Department of Biophysics, College of Basic Medical Sciences, Second Military Medical University, Shanghai, China.
Team SMMU-China of the International Genetically Engineered Machine (iGEM) Competition, Department of Biophysics, Second Military Medical University, Shanghai, China.
Front Immunol. 2021 Jul 23;12:669103. doi: 10.3389/fimmu.2021.669103. eCollection 2021.
Targeted therapeutics for the treatment of coronavirus disease 2019 (COVID-19), especially severe cases, are currently lacking. As macrophages have unique effector functions as a first-line defense against invading pathogens, we genetically armed human macrophages with chimeric antigen receptors (CARs) to reprogram their phagocytic activity against SARS-CoV-2. After investigation of CAR constructs with different intracellular receptor domains, we found that although cytosolic domains from MERTK (CAR) did not trigger antigen-specific cellular phagocytosis or killing effects, unlike those from MEGF10, FcRγ and CD3ζ did, these CARs all mediated similar SARS-CoV-2 clearance . Notably, we showed that CAR macrophages reduced the virion load without upregulation of proinflammatory cytokine expression. These results suggest that CAR drives an 'immunologically silent' scavenger effect in macrophages and pave the way for further investigation of CARs for the treatment of individuals with COVID-19, particularly those with severe cases at a high risk of hyperinflammation.

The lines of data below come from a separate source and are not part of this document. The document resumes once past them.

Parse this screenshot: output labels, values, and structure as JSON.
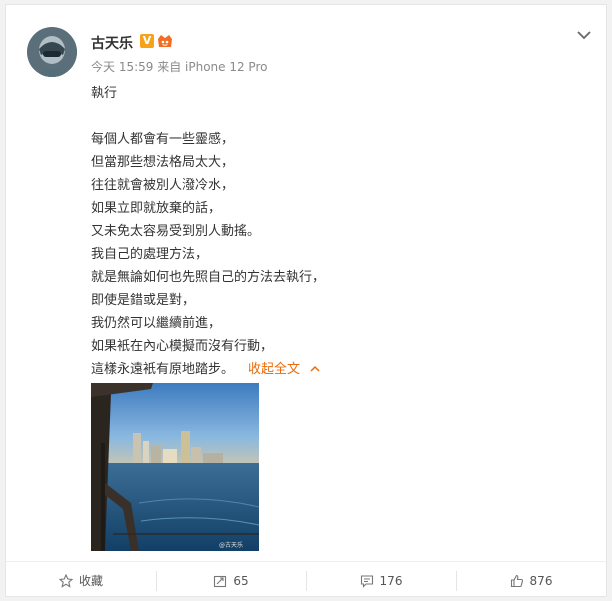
{
  "post": {
    "username": "古天乐",
    "verified_badge": "V",
    "meta": "今天 15:59 来自 iPhone 12 Pro",
    "body_lines": [
      "執行",
      "",
      "每個人都會有一些靈感，",
      "但當那些想法格局太大，",
      "往往就會被別人潑冷水，",
      "如果立即就放棄的話，",
      "又未免太容易受到別人動搖。",
      "我自己的處理方法，",
      "就是無論如何也先照自己的方法去執行，",
      "即使是錯或是對，",
      "我仍然可以繼續前進，",
      "如果衹在內心模擬而沒有行動，",
      "這樣永遠衹有原地踏步。"
    ],
    "collapse_label": "收起全文",
    "collapse_caret": "^",
    "photo_watermark": "@古天乐"
  },
  "actions": {
    "favorite_label": "收藏",
    "repost_count": "65",
    "comment_count": "176",
    "like_count": "876"
  },
  "icons": {
    "more": "chevron-down-icon",
    "favorite": "star-icon",
    "repost": "repost-icon",
    "comment": "comment-icon",
    "like": "thumbs-up-icon"
  },
  "colors": {
    "accent": "#e86b0c",
    "verified": "#f7a21b",
    "text": "#333333",
    "meta": "#8a8a8a"
  }
}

针对 2019 年冠状病毒病(COVID-19),特别是重症病例的靶向治疗方法目前仍较为缺乏。由于巨噬细胞作为抵御入侵病原体的第一道防线具有独特的效应功能,我们通过嵌合抗原受体(CAR)对人巨噬细胞进行基因改造,以重新编程其针对 SARS-CoV-2 的吞噬活性。在对具有不同细胞内受体结构域的 CAR 构建体进行研究后,我们发现尽管来自 MERTK(CAR)的细胞质结构域不会触发针对特定抗原的细胞吞噬或杀伤作用,与来自 MEGF10、FcRγ和 CD3ζ 的结构域不同,但这些 CAR 均介导了类似的 SARS-CoV-2 清除。值得注意的是,我们表明 CAR 巨噬细胞在不增加促炎细胞因子表达的情况下降低了病毒粒子负荷。这些结果表明,CAR 在巨噬细胞中驱动了一种“免疫沉默”的清道夫作用,并为进一步研究 CAR 治疗 COVID-19 患者,特别是那些有高炎症风险的重症患者铺平了道路。